1. Encode the image as base64 (or use a URL source).
2. **Downscale** the image to the smallest size that preserves needed detail — images cost input tokens by size.
3. Build a user message with a `text` instruction and `image` block(s).
4. Call `anthropic_messages`.
5. Read the text response; record `usage`.

## Output

```json
{
  "content": [{ "type": "text", "text": "The chart shows revenue rising from $2M to $5M over four quarters." }],
  "stop_reason": "end_turn",
  "usage": { "input_tokens": 1180, "output_tokens": 40 }
}
```

## Example

Base64 source:

```json
{
  "model": "claude-sonnet-4-6",
  "max_tokens": 300,
  "messages": [{
    "role": "user",
    "content": [
      { "type": "text", "text": "What trend does this chart show? Give the start and end values." },
      { "type": "image", "source": { "type": "base64", "media_type": "image/png", "data": "<BASE64_PNG>" } }
    ]
  }]
}
```

URL source:

```json
{ "type": "image", "source": { "type": "url", "url": "https://example.com/chart.png" } }
```

## Edge cases

- Very large images → high token cost and possible size limits; downscale first.
- Multiple images → include several `image` blocks; reference them in the prompt ("the first image...").
- Unsupported media type → use PNG/JPEG/WebP/GIF (verify supported types).
- For PDFs, use a `document` block instead of `image`.
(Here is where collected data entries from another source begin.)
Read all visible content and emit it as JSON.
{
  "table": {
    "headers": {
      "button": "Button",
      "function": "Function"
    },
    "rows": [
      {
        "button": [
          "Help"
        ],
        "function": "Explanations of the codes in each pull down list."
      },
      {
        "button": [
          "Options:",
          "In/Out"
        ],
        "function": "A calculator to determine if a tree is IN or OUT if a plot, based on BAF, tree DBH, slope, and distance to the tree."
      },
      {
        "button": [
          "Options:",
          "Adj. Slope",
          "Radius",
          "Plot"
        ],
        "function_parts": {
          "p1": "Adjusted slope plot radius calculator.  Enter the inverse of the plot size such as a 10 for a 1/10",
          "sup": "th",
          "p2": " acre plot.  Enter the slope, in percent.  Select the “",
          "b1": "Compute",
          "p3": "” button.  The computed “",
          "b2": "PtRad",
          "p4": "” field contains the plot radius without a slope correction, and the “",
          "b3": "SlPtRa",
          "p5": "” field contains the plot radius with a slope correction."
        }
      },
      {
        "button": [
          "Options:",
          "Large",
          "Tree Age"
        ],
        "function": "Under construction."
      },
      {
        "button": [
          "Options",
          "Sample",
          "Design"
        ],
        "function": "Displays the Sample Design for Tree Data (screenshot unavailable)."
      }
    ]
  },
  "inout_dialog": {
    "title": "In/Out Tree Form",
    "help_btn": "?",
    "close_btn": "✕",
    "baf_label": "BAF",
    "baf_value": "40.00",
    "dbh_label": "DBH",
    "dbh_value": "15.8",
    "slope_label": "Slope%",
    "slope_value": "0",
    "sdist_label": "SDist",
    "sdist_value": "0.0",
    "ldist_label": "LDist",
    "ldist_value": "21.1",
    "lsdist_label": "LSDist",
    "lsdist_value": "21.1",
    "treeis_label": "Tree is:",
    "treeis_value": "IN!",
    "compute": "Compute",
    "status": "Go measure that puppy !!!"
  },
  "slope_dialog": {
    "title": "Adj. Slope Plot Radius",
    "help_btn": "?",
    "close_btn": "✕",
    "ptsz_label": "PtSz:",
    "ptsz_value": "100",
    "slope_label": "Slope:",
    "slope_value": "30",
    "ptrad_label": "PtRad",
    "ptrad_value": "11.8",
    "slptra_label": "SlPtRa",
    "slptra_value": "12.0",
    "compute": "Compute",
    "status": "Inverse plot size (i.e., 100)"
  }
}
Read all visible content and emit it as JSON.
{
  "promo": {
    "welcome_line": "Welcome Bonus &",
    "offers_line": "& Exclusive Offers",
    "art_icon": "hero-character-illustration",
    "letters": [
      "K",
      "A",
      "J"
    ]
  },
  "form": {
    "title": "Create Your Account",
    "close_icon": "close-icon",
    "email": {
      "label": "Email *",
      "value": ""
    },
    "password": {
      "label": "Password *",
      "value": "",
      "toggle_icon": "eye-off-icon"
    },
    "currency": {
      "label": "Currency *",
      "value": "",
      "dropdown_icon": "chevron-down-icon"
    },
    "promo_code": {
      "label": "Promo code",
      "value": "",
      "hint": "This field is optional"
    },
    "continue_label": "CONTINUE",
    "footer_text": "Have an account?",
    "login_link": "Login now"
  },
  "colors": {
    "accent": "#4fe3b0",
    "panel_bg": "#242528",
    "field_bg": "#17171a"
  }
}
> Verification needed: confirm supported image media types and size limits at https://docs.anthropic.com/en/docs/build-with-claude/vision

## Production notes (incl. cost)

- **Cost:** image tokens scale with resolution — downscaling is the cheapest optimization.
- Use `anthropic_count_tokens` to estimate image-heavy prompts before sending.
- Cache a repeated instruction `system` prompt with `cache_control` for batch image jobs.
- For bulk image analysis, use Batches (~50% off) via `anthropic_request`.